Pressupor que as mulheres não têm senso de humor ou que devem continuar rindo de coisas que, para nós, não têm a menor graça, implica não apenas perpetuar a imagem da mulher sorridente e abobalhada, mas ignorar que muito do “humor” produzido para as mulheres não preenchem os requisitos necessários para que os caracterizemos como humor. Levar algo “a sério” significa, com freqüência, interpretá-lo literalmente, expurgar toda e qualquer ambigüidade, desordem, caos. É não atentar para significados duplos, desviantes, que fogem ao controle ou que têm por base outros quadros de referência. Em contraste com isto, a idéia de que existe algo como um “erro aceitável” é essencial à presença do humor (Shibbles, 2006). A questão pura e simples, portanto, é que onde não existe ambigüidade ou erros aceitáveis, não existe humor: muitas vezes existe violência simbólica, dominação, agressão; outras, a mera expressão de algo entre a oligofrenia e a idiotia. Simples assim.

(continua...)

2 comentários:

asadebaratatorta disse...

engraçado. um ex-amigo meu, tentando me constranger numa roda de amigos, tentou contar a seguinte piada: "um professor de física, em uma aula de sociologia para o curso de economia, diante da confusão que é dizer o que é sociologia, preferiu explicar aos alunos baseando-se na teoria da reencarnação. Disse-lhes: se vocês forem bons alunos e boas pessoas, reencarnarão como físicos. Caso contrário, reencarnarão como sociólogos."
As pessoas, a maioria das áreas duras, riram bastante(exceto pelo meu amigo da área de computação). Eu, muito "calmo", perguntei se o professor havia respondido aos alunos o que é sociologia. Eles se calaram, um tanto constrangidos. E foi a minha vez de rir. =P

Esse teu post, Cynthia, foi muito bom. Eu não tinha percebido a questão de gênero no humor e a verticalização entre o que gera o humor e o que "sofre".
Sobre a questão do humor na publicidade, me pergunto se eles não se utilizam daquela idéia que você colocou aqui: a do "erro aceitável", para basearem boa parte de suas publicidades.

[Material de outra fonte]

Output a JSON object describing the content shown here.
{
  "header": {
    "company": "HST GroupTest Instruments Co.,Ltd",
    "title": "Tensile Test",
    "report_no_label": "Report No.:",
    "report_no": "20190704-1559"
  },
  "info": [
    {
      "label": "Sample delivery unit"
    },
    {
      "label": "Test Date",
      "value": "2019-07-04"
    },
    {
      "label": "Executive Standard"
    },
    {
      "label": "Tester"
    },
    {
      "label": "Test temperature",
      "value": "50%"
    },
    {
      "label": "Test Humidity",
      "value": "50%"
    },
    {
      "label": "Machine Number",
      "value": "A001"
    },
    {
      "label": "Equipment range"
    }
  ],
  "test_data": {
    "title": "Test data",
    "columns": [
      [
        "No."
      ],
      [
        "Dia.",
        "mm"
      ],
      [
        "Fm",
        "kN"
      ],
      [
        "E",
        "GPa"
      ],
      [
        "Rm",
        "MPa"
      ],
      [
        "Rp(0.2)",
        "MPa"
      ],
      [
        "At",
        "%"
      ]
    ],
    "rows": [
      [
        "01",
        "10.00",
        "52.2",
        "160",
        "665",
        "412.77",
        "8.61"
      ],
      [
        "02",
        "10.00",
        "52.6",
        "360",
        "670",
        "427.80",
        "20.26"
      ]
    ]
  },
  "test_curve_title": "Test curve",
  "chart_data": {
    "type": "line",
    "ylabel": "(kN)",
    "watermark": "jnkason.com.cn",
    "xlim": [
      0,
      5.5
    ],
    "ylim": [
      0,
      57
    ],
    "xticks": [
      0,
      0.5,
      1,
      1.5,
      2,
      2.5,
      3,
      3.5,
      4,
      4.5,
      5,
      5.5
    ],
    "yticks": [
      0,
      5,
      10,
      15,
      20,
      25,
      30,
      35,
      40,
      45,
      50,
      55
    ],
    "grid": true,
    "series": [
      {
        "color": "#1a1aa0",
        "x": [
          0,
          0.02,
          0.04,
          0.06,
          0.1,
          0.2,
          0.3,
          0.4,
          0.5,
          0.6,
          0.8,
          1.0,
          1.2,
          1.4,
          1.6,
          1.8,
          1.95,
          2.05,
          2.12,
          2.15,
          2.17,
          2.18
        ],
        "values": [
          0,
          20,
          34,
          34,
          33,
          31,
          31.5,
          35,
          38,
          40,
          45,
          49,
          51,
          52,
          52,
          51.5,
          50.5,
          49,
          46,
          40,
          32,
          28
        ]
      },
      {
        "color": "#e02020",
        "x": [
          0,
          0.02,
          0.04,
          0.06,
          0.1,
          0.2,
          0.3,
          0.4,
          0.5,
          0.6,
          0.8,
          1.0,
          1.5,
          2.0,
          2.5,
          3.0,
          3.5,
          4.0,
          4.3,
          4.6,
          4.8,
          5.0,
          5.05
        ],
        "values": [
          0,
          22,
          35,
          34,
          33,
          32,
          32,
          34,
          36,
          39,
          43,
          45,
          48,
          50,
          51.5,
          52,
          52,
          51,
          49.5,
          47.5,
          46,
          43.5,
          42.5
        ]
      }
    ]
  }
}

Asadebaratatorta diz respeito a uma música de Zeca baleiro e Zé Ramalho: Bienal. MAs é claro que o aspecto asqueroso tem um tom interessante. =P

Grato pela visita! ^^

Bom resto de fim de semana. Um abraço.

Anônimo disse...

Raphael,

O que diabos um professor de física estava fazendo, dando aula de sociologia para alunos de economia? O mais triste é que tenho visto esse tipo de coisa no curso de formação de professores do ensino médio que estamos oferecendo.

O termo "ex-amigo", seguido da piada, já foi um bom indicativo do tipo de relação e da forma como o riso se manifestou. Mas sua resposta foi ótima.

Humor de gênero em publicidade: dá uma olhadinha nas propagandas de cerveja e repara se as mulheres não são totalmente reificadas? Algumas exceções têm surgido, por ex., as propagandas da brastemp, onde o homem se torna o objeto do humor. Mas são propagandas direcionadas às classes mais altas e o tipo de humor é a ironia, feita com jogos de palavras relativamente complexos para serem compreendidos por todos. O padrão dominante ainda é a mulher como o alvo e o uso de um humor menos intelectualmente sofisticado.

O asa de barata torta continua a me soar meio nojento. Esse é um daqueles termos que me fazem pensar no objeto de forma concreta e realista. Morro de nojo de barata. Especialmente das que mostram as asas.